Glutaredoxin regulates nuclear factor κ-B and intercellular adhesion molecule in Muller cells -: Model of diabetic retinopathy

Reversible S-glutathionylation of proteins is a focal point of redox signaling and cellular defense against oxidative stress. This post-translational modification alters protein function, and its reversal ( deglutathionylation) is catalyzed specifically and efficiently by glutaredoxin ( GRx, thioltransferase), a thioldisulfide oxidoreductase. We hypothesized that changes in glutaredoxin might be important in the development of diabetic retinopathy, a condition characterized by oxidative stress. Indeed, GRx protein and activity were increased in retinal homogenates from streptozotocin-diabetic rats. Also, incubation of rat retinal Muller cells ( rMC-1) in normal glucose ( 5 mM) or diabetic-like glucose ( 25 mM) medium led to selective up-regulation of GRx in contrast to thioredoxin, the other thioldisulfide oxidoreductase system. Under analogous conditions, NF-kappa B ( p50-p65) translocated to the nucleus, and expression of ICAM-1 ( intercellular adhesion molecule-1), a transcriptional product of NF-kappa B, increased. Proinflammatory ICAM-1 is increased in diabetic retinae, and it is implicated in pathogenesis of retinopathy. To evaluate the role of GRx in mediating these changes, intracellular GRx content and activity in rMC-1cells were increased independently under normal glucose via infection with an adenoviral GRx1 construct ( Ad-GRx). rMC-1 cells exhibited adenovirus concentration-dependent increases in GRx and corresponding increases in NF-kappa B nuclear translocation, NF-kappa B luciferase reporter activity, and ICAM-1 expression.
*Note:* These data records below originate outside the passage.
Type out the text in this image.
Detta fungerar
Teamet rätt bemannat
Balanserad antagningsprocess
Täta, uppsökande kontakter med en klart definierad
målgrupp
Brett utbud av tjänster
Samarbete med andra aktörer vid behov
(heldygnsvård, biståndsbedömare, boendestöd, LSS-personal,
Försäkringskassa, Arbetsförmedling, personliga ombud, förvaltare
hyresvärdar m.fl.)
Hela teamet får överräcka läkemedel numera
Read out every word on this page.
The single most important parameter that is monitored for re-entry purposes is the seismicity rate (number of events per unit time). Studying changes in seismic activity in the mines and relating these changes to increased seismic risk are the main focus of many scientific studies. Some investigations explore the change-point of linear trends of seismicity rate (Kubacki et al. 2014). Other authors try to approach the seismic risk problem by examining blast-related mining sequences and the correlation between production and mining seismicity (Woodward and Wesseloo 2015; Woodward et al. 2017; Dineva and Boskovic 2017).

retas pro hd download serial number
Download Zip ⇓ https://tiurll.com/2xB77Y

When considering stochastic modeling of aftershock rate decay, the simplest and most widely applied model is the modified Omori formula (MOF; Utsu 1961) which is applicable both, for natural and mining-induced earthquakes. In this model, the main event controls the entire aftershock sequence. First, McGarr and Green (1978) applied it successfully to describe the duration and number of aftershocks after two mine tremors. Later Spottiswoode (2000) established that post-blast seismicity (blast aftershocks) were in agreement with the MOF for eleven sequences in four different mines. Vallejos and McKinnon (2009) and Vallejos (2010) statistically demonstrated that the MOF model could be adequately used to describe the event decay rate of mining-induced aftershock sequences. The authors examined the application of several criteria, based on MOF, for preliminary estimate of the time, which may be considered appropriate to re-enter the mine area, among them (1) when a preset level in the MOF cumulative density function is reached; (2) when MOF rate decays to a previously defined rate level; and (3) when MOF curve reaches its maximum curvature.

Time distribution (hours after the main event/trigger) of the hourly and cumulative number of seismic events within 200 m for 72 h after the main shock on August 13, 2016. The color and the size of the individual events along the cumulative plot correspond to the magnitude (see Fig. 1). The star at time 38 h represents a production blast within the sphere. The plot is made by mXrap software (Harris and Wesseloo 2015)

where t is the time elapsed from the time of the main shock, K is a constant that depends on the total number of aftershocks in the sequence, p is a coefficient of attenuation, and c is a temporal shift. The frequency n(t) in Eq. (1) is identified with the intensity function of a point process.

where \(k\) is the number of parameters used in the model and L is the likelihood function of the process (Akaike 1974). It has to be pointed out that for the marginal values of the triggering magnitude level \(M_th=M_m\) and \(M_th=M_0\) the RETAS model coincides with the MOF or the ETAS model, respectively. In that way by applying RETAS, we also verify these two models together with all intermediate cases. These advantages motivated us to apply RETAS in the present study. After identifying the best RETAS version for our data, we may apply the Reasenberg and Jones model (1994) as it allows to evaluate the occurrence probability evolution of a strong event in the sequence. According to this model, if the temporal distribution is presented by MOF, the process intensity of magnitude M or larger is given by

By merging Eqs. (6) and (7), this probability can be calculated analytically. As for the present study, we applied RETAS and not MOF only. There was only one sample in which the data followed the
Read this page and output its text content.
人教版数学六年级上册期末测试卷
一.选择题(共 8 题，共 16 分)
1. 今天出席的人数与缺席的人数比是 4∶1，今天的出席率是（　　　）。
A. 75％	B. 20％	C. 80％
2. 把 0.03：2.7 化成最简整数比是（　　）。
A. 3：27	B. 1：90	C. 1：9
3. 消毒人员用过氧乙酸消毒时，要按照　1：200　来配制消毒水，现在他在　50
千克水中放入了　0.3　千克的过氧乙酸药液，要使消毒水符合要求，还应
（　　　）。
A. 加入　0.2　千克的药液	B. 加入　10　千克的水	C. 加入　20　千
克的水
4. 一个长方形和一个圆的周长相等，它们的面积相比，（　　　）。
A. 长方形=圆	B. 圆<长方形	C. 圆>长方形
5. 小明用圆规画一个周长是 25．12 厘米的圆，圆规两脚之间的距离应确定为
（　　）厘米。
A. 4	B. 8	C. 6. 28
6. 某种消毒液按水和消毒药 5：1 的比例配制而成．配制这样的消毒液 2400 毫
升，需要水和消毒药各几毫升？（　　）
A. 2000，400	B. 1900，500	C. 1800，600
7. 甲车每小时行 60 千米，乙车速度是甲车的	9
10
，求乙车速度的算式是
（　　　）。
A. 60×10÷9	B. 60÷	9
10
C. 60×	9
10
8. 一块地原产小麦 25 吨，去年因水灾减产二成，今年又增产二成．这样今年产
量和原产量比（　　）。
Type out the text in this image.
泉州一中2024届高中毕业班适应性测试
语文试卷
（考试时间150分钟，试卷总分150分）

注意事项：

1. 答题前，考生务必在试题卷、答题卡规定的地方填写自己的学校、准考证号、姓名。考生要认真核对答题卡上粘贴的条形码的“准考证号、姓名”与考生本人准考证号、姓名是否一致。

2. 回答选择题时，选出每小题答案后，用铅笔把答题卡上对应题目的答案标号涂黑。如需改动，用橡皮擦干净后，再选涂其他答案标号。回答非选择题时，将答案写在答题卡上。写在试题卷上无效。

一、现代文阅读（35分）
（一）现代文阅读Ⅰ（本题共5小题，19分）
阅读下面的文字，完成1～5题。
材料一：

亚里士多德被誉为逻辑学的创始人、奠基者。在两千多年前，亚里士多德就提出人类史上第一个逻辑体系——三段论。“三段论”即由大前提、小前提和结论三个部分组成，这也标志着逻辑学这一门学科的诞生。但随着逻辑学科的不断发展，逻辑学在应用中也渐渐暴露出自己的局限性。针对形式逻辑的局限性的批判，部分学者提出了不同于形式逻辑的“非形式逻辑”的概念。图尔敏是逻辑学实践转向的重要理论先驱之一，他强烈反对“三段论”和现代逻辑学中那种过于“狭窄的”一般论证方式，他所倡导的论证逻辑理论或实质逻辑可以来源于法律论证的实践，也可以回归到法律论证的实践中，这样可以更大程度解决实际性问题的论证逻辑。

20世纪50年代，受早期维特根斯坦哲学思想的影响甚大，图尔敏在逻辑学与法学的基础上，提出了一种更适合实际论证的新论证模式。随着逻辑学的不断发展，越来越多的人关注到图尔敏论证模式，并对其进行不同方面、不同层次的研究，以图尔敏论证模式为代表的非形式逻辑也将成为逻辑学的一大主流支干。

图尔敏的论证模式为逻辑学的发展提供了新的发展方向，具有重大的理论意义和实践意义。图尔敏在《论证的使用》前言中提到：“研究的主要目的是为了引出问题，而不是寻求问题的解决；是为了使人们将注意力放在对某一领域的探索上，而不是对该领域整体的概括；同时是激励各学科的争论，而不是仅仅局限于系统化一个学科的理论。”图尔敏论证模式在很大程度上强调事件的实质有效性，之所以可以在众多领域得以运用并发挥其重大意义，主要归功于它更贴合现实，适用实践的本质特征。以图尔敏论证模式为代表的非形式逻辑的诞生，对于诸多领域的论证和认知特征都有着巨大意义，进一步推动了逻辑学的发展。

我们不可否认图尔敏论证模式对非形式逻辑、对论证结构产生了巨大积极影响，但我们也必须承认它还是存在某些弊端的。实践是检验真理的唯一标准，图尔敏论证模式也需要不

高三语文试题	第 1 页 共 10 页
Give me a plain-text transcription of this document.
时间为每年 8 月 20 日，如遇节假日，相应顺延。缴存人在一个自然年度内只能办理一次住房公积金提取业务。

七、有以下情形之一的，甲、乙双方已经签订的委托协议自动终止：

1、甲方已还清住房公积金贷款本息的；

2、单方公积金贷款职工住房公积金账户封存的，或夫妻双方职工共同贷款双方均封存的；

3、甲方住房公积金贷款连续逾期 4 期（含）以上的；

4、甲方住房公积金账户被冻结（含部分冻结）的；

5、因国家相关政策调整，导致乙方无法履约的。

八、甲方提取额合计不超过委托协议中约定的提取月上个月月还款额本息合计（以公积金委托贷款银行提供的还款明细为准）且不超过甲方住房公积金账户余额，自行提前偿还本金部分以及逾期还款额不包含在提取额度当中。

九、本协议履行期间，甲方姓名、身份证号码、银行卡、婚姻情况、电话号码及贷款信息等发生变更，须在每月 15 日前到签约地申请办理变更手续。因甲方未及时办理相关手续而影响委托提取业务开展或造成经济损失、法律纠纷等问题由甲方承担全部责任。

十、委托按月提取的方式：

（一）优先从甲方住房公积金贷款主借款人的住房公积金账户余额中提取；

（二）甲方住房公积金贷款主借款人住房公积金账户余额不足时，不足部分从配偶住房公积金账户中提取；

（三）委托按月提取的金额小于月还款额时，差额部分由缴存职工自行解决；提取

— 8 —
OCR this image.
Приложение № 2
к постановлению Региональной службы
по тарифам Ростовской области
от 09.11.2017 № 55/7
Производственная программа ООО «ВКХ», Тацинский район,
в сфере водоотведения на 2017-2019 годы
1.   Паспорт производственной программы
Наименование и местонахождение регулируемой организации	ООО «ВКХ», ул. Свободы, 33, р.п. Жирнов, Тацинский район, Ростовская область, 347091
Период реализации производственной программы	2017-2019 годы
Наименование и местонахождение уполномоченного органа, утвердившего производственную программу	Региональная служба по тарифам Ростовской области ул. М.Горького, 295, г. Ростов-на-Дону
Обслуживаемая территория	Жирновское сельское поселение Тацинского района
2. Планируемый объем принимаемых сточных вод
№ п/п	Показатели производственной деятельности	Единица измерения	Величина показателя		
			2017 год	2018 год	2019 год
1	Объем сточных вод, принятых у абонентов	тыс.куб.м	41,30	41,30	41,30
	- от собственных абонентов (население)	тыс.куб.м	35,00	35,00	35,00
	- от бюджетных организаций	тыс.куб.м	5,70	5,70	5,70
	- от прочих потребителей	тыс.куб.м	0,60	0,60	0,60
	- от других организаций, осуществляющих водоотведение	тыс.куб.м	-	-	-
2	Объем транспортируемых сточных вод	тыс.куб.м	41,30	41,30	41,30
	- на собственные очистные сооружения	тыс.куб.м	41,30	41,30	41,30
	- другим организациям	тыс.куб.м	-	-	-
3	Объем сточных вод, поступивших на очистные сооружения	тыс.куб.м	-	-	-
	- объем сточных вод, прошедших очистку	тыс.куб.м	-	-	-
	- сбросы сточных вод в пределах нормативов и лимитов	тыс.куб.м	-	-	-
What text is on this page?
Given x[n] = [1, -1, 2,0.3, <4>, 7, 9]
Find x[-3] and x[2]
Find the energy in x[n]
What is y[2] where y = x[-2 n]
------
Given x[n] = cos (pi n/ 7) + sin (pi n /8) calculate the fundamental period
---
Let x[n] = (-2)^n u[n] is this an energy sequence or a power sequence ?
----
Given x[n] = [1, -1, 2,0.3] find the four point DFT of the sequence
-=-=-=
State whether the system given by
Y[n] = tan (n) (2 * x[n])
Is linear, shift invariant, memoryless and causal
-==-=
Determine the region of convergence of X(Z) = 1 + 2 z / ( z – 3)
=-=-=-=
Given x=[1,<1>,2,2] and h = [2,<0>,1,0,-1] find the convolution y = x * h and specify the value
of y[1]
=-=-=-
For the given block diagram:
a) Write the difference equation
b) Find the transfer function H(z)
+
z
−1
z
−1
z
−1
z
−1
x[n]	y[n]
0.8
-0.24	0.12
Blocking the increase in GRx1 via small interfering RNA in rMC-1 cells in high glucose prevented the increased ICAM-1 expression. These data suggest that redox regulation by glutaredoxin in retinal glial cells is perturbed by hyperglycemia, leading to NF-kappa B activation and a pro-inflammatory response. Thus, GRx may represent a novel therapeutic target to inhibit diabetic retinopathy.